San Jose educator wrongly linked to DUI, pulled from class

California later cleared Jodi Smith and issued her credential, but weeks of lower-paid work and classroom disruption followed.

SAN JOSE, Calif. — The Commission on Teacher Credentialing denied special education teacher Jodi Smith’s license last school year after a background check linked her to a 2009 DUI in Tulare County. Smith said the case belonged to another person with the same last name, and the state ultimately agreed.

Smith, a recent arrival from Minnesota, said she passed a fingerprint screen but lost her credential anyway when a Department of Justice report lumped together people named Smith. Oak Grove School District reassigned her as a teacher’s aide and later as an emergency substitute, roles that preserved classroom coverage but cut her pay. She filed a dispute, asking the Justice Department to revisit its “soft” search that matched on names and numbers instead of fingerprints.

“They said I lied,” Smith recalled of the first meeting with human resources. She was told to retrieve Tulare County court records and reapply with a new fee. The rap sheet that followed included three separate individuals with the last name Smith, according to Smith, along with a disclaimer that it was not based on fingerprints. She said she spent weeks trying to reach officials who would not take calls, then waited for a written determination.

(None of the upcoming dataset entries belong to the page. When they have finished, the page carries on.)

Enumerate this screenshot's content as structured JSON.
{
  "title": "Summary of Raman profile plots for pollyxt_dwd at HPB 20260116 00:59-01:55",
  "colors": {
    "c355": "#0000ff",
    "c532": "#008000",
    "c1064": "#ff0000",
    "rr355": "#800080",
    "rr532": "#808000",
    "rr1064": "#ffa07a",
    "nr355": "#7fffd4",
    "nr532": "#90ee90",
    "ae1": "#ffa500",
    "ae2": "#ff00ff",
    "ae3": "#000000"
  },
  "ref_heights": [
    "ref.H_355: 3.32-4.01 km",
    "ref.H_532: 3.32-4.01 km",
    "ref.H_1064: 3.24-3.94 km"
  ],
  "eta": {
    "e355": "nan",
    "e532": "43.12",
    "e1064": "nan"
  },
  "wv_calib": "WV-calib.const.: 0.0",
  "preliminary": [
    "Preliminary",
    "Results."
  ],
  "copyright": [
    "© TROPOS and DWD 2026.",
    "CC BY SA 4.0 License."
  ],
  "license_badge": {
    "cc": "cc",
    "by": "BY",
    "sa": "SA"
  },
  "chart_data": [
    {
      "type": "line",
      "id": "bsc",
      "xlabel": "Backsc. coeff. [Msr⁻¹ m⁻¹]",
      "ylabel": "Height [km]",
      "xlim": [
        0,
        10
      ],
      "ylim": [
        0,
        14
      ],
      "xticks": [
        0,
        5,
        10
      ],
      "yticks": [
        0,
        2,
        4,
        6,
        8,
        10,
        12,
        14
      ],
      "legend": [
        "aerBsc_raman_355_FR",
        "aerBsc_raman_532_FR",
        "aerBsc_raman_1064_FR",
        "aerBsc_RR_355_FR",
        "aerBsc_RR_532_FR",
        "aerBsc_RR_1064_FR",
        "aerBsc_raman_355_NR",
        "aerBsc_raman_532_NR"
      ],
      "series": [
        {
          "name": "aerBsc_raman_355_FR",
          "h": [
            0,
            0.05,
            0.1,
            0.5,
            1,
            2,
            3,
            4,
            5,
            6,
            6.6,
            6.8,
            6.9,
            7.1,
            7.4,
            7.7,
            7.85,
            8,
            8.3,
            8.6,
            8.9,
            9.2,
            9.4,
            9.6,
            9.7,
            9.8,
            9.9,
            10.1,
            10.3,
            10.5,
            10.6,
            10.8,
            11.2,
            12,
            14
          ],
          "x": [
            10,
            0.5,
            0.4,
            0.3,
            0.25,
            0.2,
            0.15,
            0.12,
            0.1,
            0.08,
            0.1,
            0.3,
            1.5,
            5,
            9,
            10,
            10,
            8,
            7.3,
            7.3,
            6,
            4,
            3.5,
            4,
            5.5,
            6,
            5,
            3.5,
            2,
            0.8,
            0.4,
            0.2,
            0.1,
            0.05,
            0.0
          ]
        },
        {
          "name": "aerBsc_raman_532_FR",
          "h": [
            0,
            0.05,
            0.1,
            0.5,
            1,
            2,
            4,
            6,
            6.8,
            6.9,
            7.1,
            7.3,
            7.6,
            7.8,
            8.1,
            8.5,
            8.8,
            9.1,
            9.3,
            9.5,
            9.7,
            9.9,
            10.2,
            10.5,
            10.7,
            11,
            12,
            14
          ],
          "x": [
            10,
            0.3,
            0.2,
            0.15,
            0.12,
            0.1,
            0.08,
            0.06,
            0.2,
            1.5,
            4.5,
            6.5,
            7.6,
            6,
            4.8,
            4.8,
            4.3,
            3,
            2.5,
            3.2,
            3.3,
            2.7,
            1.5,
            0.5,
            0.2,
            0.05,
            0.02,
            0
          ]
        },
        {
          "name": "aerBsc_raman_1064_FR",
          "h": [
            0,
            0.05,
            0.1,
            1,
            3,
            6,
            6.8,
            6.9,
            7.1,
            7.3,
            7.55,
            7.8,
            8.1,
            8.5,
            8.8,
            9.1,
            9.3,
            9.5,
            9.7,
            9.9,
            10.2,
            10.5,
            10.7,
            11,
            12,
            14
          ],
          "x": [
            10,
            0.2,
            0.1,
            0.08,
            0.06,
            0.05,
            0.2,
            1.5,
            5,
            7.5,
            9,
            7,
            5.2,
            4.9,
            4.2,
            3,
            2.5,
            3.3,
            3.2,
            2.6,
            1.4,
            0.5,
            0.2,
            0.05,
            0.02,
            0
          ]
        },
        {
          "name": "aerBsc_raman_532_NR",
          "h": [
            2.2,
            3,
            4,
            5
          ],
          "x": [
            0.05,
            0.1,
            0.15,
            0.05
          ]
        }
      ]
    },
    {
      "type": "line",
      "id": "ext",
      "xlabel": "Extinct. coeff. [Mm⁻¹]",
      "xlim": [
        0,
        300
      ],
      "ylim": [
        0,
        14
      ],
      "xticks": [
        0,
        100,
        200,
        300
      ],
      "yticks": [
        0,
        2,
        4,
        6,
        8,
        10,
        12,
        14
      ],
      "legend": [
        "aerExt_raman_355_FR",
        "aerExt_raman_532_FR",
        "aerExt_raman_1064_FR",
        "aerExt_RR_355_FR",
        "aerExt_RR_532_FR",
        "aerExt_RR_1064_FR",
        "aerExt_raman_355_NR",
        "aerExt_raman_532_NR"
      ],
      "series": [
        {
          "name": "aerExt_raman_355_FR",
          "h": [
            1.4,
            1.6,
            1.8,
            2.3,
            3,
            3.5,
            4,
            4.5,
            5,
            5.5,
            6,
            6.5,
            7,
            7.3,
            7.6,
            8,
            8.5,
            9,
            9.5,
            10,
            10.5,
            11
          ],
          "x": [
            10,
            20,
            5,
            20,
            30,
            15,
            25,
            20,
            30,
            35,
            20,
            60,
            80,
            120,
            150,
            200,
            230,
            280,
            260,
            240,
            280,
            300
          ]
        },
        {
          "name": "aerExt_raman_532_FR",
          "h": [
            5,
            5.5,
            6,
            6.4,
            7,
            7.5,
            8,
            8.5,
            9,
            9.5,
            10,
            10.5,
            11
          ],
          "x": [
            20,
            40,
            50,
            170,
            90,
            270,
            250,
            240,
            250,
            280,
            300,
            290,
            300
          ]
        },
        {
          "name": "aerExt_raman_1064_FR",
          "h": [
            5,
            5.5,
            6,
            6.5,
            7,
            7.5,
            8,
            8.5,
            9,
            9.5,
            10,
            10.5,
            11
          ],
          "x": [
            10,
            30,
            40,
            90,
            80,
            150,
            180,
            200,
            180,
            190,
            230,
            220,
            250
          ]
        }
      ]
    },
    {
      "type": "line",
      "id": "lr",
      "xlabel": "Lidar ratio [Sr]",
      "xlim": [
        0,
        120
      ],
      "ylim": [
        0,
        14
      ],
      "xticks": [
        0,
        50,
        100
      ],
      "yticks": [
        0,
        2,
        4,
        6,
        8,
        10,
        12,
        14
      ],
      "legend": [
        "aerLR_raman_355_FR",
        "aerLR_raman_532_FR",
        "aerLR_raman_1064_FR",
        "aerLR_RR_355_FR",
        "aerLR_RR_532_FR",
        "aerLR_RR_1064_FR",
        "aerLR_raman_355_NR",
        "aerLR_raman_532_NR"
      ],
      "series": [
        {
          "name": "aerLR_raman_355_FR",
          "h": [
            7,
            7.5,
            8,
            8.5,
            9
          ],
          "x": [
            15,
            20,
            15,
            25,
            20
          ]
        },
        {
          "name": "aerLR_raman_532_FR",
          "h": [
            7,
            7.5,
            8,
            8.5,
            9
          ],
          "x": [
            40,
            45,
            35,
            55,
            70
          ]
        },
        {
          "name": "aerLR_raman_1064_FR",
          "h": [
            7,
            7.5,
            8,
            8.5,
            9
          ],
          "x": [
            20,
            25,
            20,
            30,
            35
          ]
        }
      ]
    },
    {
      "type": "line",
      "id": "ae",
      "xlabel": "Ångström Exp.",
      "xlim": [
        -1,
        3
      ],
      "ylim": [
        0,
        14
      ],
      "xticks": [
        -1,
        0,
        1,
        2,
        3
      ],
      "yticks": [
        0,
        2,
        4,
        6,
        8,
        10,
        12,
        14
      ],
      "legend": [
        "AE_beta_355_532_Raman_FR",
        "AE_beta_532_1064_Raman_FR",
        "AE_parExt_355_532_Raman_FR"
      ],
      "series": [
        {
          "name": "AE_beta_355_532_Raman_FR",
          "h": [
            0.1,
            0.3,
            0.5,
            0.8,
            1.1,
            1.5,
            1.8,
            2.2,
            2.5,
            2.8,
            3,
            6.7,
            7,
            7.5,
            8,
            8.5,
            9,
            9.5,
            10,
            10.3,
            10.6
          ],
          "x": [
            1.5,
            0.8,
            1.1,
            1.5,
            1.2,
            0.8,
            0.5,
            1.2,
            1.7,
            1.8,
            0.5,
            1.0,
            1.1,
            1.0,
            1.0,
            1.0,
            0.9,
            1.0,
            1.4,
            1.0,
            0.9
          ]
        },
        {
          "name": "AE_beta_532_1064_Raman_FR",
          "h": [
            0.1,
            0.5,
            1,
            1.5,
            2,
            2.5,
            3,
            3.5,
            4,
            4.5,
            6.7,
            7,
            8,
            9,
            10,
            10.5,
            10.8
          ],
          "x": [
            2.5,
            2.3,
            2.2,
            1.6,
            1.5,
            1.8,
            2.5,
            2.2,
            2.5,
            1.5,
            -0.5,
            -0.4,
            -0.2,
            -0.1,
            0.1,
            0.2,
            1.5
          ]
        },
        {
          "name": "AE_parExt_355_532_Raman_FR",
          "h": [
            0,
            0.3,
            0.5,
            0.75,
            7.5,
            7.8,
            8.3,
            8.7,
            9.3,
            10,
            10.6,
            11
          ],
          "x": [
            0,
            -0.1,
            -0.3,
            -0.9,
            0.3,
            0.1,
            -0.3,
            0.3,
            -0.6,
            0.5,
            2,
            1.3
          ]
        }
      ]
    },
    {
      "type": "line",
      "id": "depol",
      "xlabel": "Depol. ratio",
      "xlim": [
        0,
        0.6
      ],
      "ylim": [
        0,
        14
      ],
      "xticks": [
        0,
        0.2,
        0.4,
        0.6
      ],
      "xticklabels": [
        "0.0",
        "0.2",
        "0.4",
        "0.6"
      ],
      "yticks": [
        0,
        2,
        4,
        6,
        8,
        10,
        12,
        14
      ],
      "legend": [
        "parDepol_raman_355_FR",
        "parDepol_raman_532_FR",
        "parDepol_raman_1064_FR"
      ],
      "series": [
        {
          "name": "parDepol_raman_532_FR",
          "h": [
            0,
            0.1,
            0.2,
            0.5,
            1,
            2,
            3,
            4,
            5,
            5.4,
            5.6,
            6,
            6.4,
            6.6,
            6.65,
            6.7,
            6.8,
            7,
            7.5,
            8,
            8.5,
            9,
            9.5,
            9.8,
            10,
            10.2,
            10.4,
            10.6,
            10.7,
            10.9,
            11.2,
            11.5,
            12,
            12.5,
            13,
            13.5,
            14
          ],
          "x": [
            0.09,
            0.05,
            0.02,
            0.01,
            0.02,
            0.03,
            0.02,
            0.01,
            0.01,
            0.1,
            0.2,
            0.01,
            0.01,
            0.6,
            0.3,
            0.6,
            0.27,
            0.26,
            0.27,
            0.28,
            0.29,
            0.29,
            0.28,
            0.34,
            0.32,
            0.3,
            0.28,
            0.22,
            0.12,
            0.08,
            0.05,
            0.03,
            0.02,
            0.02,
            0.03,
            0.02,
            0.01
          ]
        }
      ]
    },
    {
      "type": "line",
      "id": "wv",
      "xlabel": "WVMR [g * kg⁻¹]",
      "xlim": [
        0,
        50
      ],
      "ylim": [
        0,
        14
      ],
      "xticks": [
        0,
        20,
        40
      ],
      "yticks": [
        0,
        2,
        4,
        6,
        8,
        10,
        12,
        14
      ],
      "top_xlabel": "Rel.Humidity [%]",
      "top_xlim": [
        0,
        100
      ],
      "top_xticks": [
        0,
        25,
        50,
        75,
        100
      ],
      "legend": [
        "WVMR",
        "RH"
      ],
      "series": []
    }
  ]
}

By December, the Justice Department concluded the DUI belonged to someone else. Records also showed that in 2009 Smith used her maiden name, Stanton. The commission issued her credential after the correction. Smith estimated about $24,000 in lost wages and said the episode left her hiding in her classroom to cry while keeping lessons moving for students under temporary titles. “I still showed up to work,” she said. “When you saw me, I was dying inside.”

The Attorney General’s office said state law requires the Justice Department to provide all potential matches to licensing authorities, not only fingerprint-confirmed entries. The commission said applicants must resolve any inaccuracies that appear in their files. Neither agency provided data on how often common-name mismatches occur. The Justice Department performs roughly two million checks each year and maintains a process to challenge errors.

Smith’s family moved 2,000 miles for jobs in the Bay Area—her husband joined Apple, and her salary helped balance the budget. Instead, they absorbed reduced income while the case inched forward. “How on earth do you do a name background check with a name like Smith?” she said. “There’s no protection for people with common names.”

With her credential in hand, Smith is back in her role. The next question for California’s schools is procedural: what districts should do when a name-based hit contradicts a clean fingerprint check, and whether the commission will adjust its approach during disputes. The agencies that handled Smith’s case are largely immune from civil damages, leaving policy changes—not payouts—as the most likely result.

Author note: Last updated November 15, 2025.